Professor Mete Atatüre is one of Turkish GQ Magazine’s Men of the Year

Mete Atatüre, Fellow and Professor of Physics at St John’s, is one of Turkish GQ Magazine’s Men of the Year 2015 in recognition of his pioneering research in the field of quantum physics. 

The annual awards run by GQ, a men’s fashion magazine, celebrate influential men and women in a variety of areas including film, music, TV, science and politics. Other winners in 2015 include Norman Reedus, best known for his television role in The Walking Dead; Chris Noth who played Mr Big in Sex and the City and Turkish football player for Barcelona FC, Arda Turan. 

Professor Atatüre said: “I am happy to have received this award, but, perhaps more importantly, it is fantastic to see that science is recognised more and more in popular culture. I hope this award helps raise the profile of physics as a fun and exciting subject to study.”

The magazine has nicknamed Professor Atatüre “Profesör kahkaha” or “Professor Laughter” due to his friendly attitude and enthusiam for his research in fields including Atomic, Mesoscopic and Optical Physics. 

After receiving his Bachelor of Science degree in 1996 from Bilkent University in Turkey, Professor Atatüre obtained his PhD from the Quantum Imaging Laboratory at Boston University. He then worked as a Postdoctoral Fellow in the Quantum Photonics Group at ETH Zurich, before coming to Cambridge in 2007.

Professor Atatüre’s research attracted media attention over the summer after he led a team of physicists that successfully measured particles of light being “squeezed”, in an experiment that had been written off in physics textbooks as impossible to observe. 

“Squeezing” is a strange phenomenon of quantum physics.

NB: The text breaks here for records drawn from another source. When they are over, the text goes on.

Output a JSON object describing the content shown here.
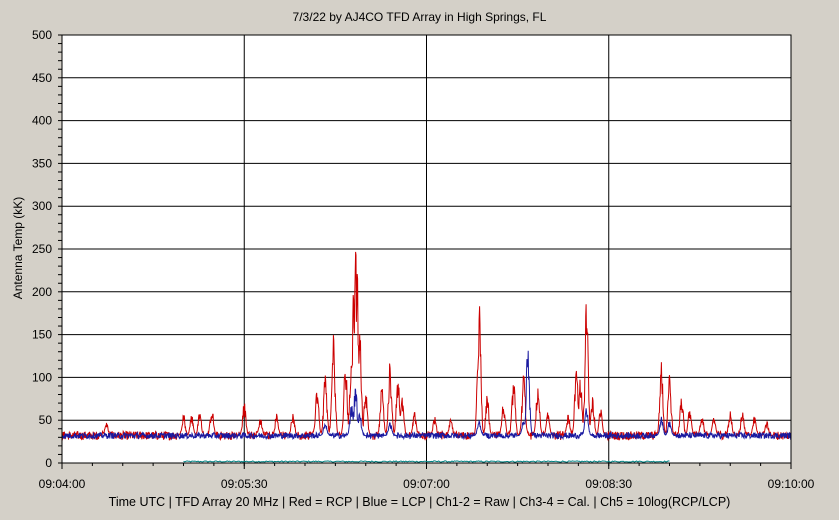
{
  "chart_data": {
    "type": "line",
    "title": "7/3/22  by  AJ4CO TFD Array  in  High Springs, FL",
    "xlabel": "Time UTC | TFD Array 20 MHz | Red = RCP | Blue = LCP | Ch1-2 = Raw | Ch3-4 = Cal. | Ch5 = 10log(RCP/LCP)",
    "ylabel": "Antenna Temp (kK)",
    "ylim": [
      0,
      500
    ],
    "yticks": [
      0,
      50,
      100,
      150,
      200,
      250,
      300,
      350,
      400,
      450,
      500
    ],
    "xlim_seconds": [
      0,
      360
    ],
    "xticks": [
      {
        "t": 0,
        "label": "09:04:00"
      },
      {
        "t": 90,
        "label": "09:05:30"
      },
      {
        "t": 180,
        "label": "09:07:00"
      },
      {
        "t": 270,
        "label": "09:08:30"
      },
      {
        "t": 360,
        "label": "09:10:00"
      }
    ],
    "grid": true,
    "colors": {
      "rcp": "#cc0000",
      "lcp": "#1a1aa0",
      "ch5": "#008080",
      "plot_bg": "#ffffff",
      "frame_bg": "#d4d0c8"
    },
    "baseline": {
      "rcp": 32,
      "lcp": 32
    },
    "series": [
      {
        "name": "Red = RCP",
        "spikes": [
          {
            "t": 22,
            "v": 48
          },
          {
            "t": 60,
            "v": 60
          },
          {
            "t": 64,
            "v": 58
          },
          {
            "t": 68,
            "v": 62
          },
          {
            "t": 74,
            "v": 66
          },
          {
            "t": 90,
            "v": 72
          },
          {
            "t": 98,
            "v": 54
          },
          {
            "t": 106,
            "v": 58
          },
          {
            "t": 114,
            "v": 60
          },
          {
            "t": 126,
            "v": 95
          },
          {
            "t": 130,
            "v": 108
          },
          {
            "t": 134,
            "v": 160
          },
          {
            "t": 140,
            "v": 120
          },
          {
            "t": 143,
            "v": 150
          },
          {
            "t": 144,
            "v": 210
          },
          {
            "t": 145,
            "v": 253
          },
          {
            "t": 146,
            "v": 230
          },
          {
            "t": 147,
            "v": 160
          },
          {
            "t": 150,
            "v": 90
          },
          {
            "t": 158,
            "v": 92
          },
          {
            "t": 162,
            "v": 120
          },
          {
            "t": 166,
            "v": 112
          },
          {
            "t": 168,
            "v": 80
          },
          {
            "t": 174,
            "v": 62
          },
          {
            "t": 184,
            "v": 55
          },
          {
            "t": 192,
            "v": 52
          },
          {
            "t": 206,
            "v": 197
          },
          {
            "t": 210,
            "v": 80
          },
          {
            "t": 218,
            "v": 72
          },
          {
            "t": 223,
            "v": 100
          },
          {
            "t": 228,
            "v": 110
          },
          {
            "t": 235,
            "v": 96
          },
          {
            "t": 240,
            "v": 60
          },
          {
            "t": 250,
            "v": 58
          },
          {
            "t": 254,
            "v": 120
          },
          {
            "t": 256,
            "v": 100
          },
          {
            "t": 259,
            "v": 192
          },
          {
            "t": 262,
            "v": 80
          },
          {
            "t": 266,
            "v": 64
          },
          {
            "t": 296,
            "v": 120
          },
          {
            "t": 300,
            "v": 110
          },
          {
            "t": 306,
            "v": 80
          },
          {
            "t": 310,
            "v": 64
          },
          {
            "t": 316,
            "v": 58
          },
          {
            "t": 322,
            "v": 55
          },
          {
            "t": 330,
            "v": 62
          },
          {
            "t": 336,
            "v": 60
          },
          {
            "t": 342,
            "v": 55
          },
          {
            "t": 348,
            "v": 50
          }
        ]
      },
      {
        "name": "Blue = LCP",
        "spikes": [
          {
            "t": 130,
            "v": 48
          },
          {
            "t": 143,
            "v": 70
          },
          {
            "t": 145,
            "v": 95
          },
          {
            "t": 147,
            "v": 60
          },
          {
            "t": 162,
            "v": 48
          },
          {
            "t": 206,
            "v": 50
          },
          {
            "t": 228,
            "v": 52
          },
          {
            "t": 230,
            "v": 138
          },
          {
            "t": 259,
            "v": 65
          },
          {
            "t": 296,
            "v": 55
          },
          {
            "t": 300,
            "v": 50
          }
        ]
      }
    ]
  }
}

It creates a very specific form of light which is “low-noise” and is potentially useful in technology designed to pick up faint signals, such as the detection of gravitational waves.    

In an experiment in the quantum optics laboratory in Cambridge, Professor Atatüre and his team successfully used laser light to excite individual tiny, artificially constructed atoms known as quantum dots, to create “squeezed” single light particles or photons. 

“My research is motivated by a desire to see what has never been seen before. It is just the same as wanting to look at Pluto in more detail or establishing that pentaquarks are out there”, said Professor Atatüre. “Neither of those things has an obvious application right now, but the point is knowing more than we did before.  We do this because we are curious and want to discover new things. That’s the essence of what science is all about.”